Nell’agenda economica del Governo Monti c’è una voce di spesa che, a un primo colpo d’occhio, è sembrata a tutti un’ottima notizia: 235 milioni di euro destinati alle imprese per stabilizzare i precari. Toccherà all’Inps indire un click day nel quale le aziende interessate alla regolarizzazione dei collaboratori precari potranno “gareggiare” telematicamente fino all’esaurimento delle risorse finanziarie. Sulle pagine di Lavoce.info l’economista Alberto Martini, professore associato di Statistica Economica presso l’Università del Piemonte Orientale  e, in passato, consulente della Banca Mondiale, della Commissione Europea e dell’Invalsi, ha proposto un’alternativa alla “corsa all’oro” che potrebbe rivelarsi, paradossalmente, un boomerang favorendo il precariato invece di limitarlo.

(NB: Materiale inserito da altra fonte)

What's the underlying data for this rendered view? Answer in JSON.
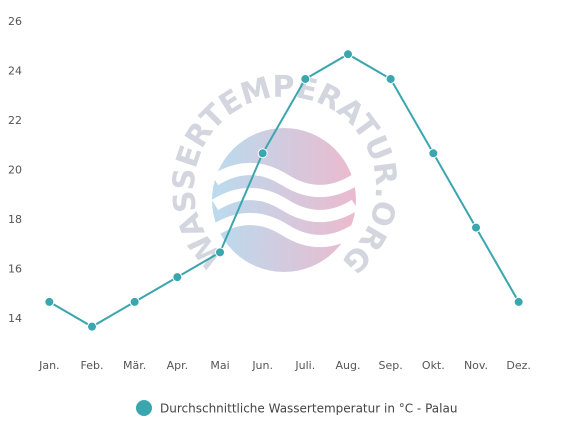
{
  "chart_data": {
    "type": "line",
    "watermark": "WASSERTEMPERATUR.ORG",
    "categories": [
      "Jan.",
      "Feb.",
      "Mär.",
      "Apr.",
      "Mai",
      "Jun.",
      "Juli.",
      "Aug.",
      "Sep.",
      "Okt.",
      "Nov.",
      "Dez."
    ],
    "series": [
      {
        "name": "Durchschnittliche Wassertemperatur in °C - Palau",
        "color": "#3aa6ae",
        "values": [
          14.7,
          13.7,
          14.7,
          15.7,
          16.7,
          20.7,
          23.7,
          24.7,
          23.7,
          20.7,
          17.7,
          14.7
        ]
      }
    ],
    "ylim": [
      13,
      26
    ],
    "yticks": [
      14,
      16,
      18,
      20,
      22,
      24,
      26
    ],
    "grid": false
  }
}
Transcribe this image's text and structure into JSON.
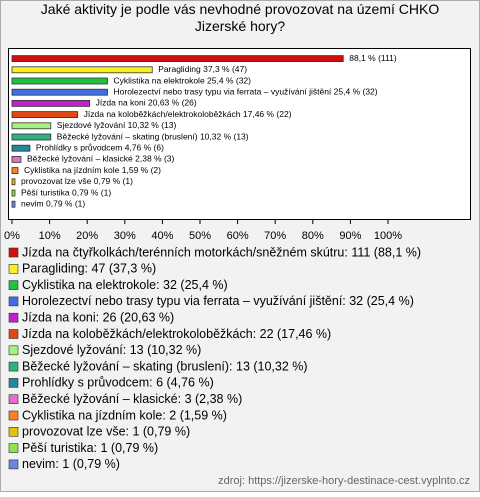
{
  "chart_data": {
    "type": "hbar",
    "title": "Jaké aktivity je podle vás nevhodné provozovat na území CHKO Jizerské hory?",
    "categories": [
      "Jízda na čtyřkolkách/terénních motorkách/sněžném skútru: 111 (88,1 %)",
      "Paragliding: 47 (37,3 %)",
      "Cyklistika na elektrokole: 32 (25,4 %)",
      "Horolezectví nebo trasy typu via ferrata – využívání jištění: 32 (25,4 %)",
      "Jízda na koni: 26 (20,63 %)",
      "Jízda na koloběžkách/elektrokoloběžkách: 22 (17,46 %)",
      "Sjezdové lyžování: 13 (10,32 %)",
      "Běžecké lyžování – skating (bruslení): 13 (10,32 %)",
      "Prohlídky s průvodcem: 6 (4,76 %)",
      "Běžecké lyžování – klasické: 3 (2,38 %)",
      "Cyklistika na jízdním kole: 2 (1,59 %)",
      "provozovat lze vše: 1 (0,79 %)",
      "Pěší turistika: 1 (0,79 %)",
      "nevim: 1 (0,79 %)"
    ],
    "values": [
      88.1,
      37.3,
      25.4,
      25.4,
      20.63,
      17.46,
      10.32,
      10.32,
      4.76,
      2.38,
      1.59,
      0.79,
      0.79,
      0.79
    ],
    "value_labels": [
      "88,1 % (111)",
      "Paragliding 37,3 % (47)",
      "Cyklistika na elektrokole 25,4 % (32)",
      "Horolezectví nebo trasy typu via ferrata – využívání jištění 25,4 % (32)",
      "Jízda na koni 20,63 % (26)",
      "Jízda na koloběžkách/elektrokoloběžkách 17,46 % (22)",
      "Sjezdové lyžování 10,32 % (13)",
      "Běžecké lyžování – skating (bruslení) 10,32 % (13)",
      "Prohlídky s průvodcem 4,76 % (6)",
      "Běžecké lyžování – klasické 2,38 % (3)",
      "Cyklistika na jízdním kole 1,59 % (2)",
      "provozovat lze vše 0,79 % (1)",
      "Pěší turistika 0,79 % (1)",
      "nevim 0,79 % (1)"
    ],
    "colors": [
      "#d01010",
      "#f8f020",
      "#20c040",
      "#4070e0",
      "#c020d0",
      "#e04818",
      "#a8f080",
      "#30b080",
      "#208898",
      "#e070c8",
      "#ff8020",
      "#e8c000",
      "#90e050",
      "#6888e0"
    ],
    "xlim": [
      0,
      100
    ],
    "xticks": [
      {
        "value": 0,
        "label": "0%"
      },
      {
        "value": 10,
        "label": "10%"
      },
      {
        "value": 20,
        "label": "20%"
      },
      {
        "value": 30,
        "label": "30%"
      },
      {
        "value": 40,
        "label": "40%"
      },
      {
        "value": 50,
        "label": "50%"
      },
      {
        "value": 60,
        "label": "60%"
      },
      {
        "value": 70,
        "label": "70%"
      },
      {
        "value": 80,
        "label": "80%"
      },
      {
        "value": 90,
        "label": "90%"
      },
      {
        "value": 100,
        "label": "100%"
      }
    ],
    "source": "zdroj: https://jizerske-hory-destinace-cest.vyplnto.cz"
  }
}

Dei sussidi per la riconversione dei contratti a termine o dei co.co.pro. in contratti a termine è già stato fatto un uso disinvolto in passato dagli Enti locali: Regioni e Province hanno attinto alle casse dei fondi europei permettendo alla classe politica un restyling della propria immagine pubblica e alle aziende di mettere in regola i precari che erano già stati individuati come meritevoli di assunzione. Già perché il nodo della questione – secondo l’acuta analisi di Martini – è che i sussidi rischino seriamente di favorire la contrattualizzazione di precari funzionali alla riscossione del bonus post-assunzione. Insomma a guadagnarci sarebbero politica e impresa ma non i lavoratori, come al solito anello debole della catena produttiva.  Se gli incentivi diventassero permanenti l’anticamera “precaria” prima della stabilizzazione diventerebbe sistematica. 

La stabilizzazione di un precario costerebbe allo Stato 12mila euro, quasi due volte e mezzo la quota di sussidio che, per esempio, è stata erogata tra il 2007 e il 2008 dalla Provincia di Torino per la stabilizzazione dei precari. Allora la quota fu di 5mila euro per ogni assunzione e l’esborso totale di 10 milioni di euro. Ora il contesto economico è cambiato radicalmente e la soluzione-tampone del passato potrebbe diventare una burocratizzazione – avallata dal Governo - dell’italica arte di arrangiarsi.

Nel suo articolo il professor Martini propone un metodo per smascherare le aziende che avrebbero regolarizzato i precari anche senza sussidi. Il primo passo è allungare i tempi di richiesta dal click day alla click week permettendo così a tutti di fare domanda di sussidio. Successivamente fra le richieste giunte al Ministero del Lavoro andrebbe fatto un sorteggio. Qualcuno potrebbe essere scettico ma affidare al caso – come avviene con i trattamenti sperimentali e le vaccinazioni nell’industria farmaceutica – la selezione delle imprese beneficiarie dei sussidi consente di quantificare la reale efficacia dell’investimento. Passato qualche mese si effettuerà uno screening delle comunicazioni obbligatorie e si calcolerà la percentuale dei precari effettivamente stabilizzati fra i sorteggiati e i non sorteggiati. Se le due cifre saranno equivalenti vorrà dire che lo stanziamento avrà raggiunto il suo obiettivo, qualora si aprisse una forbice importante fra sorteggiati e non sorteggiati vorrebbe dire che i sussidi sono stati solamente un’occasione per fare cassa con personale “predestinato” alla regolarizzazione. “Ma se tra i sorteggiati il 95 per cento venisse stabilizzato e tra i non sorteggiati si arrivasse al 75 per cento – spiega il professor Martini su Lavoce.info -, non si potrebbe dire che si tratta di un grande successo, perché ogni stabilizzazione costerebbe 60mila euro”. In tempi di crisi siamo sicuri che gli italiani gradirebbero pagare, con parte delle loro tasse, questo splendido regalo alle imprese?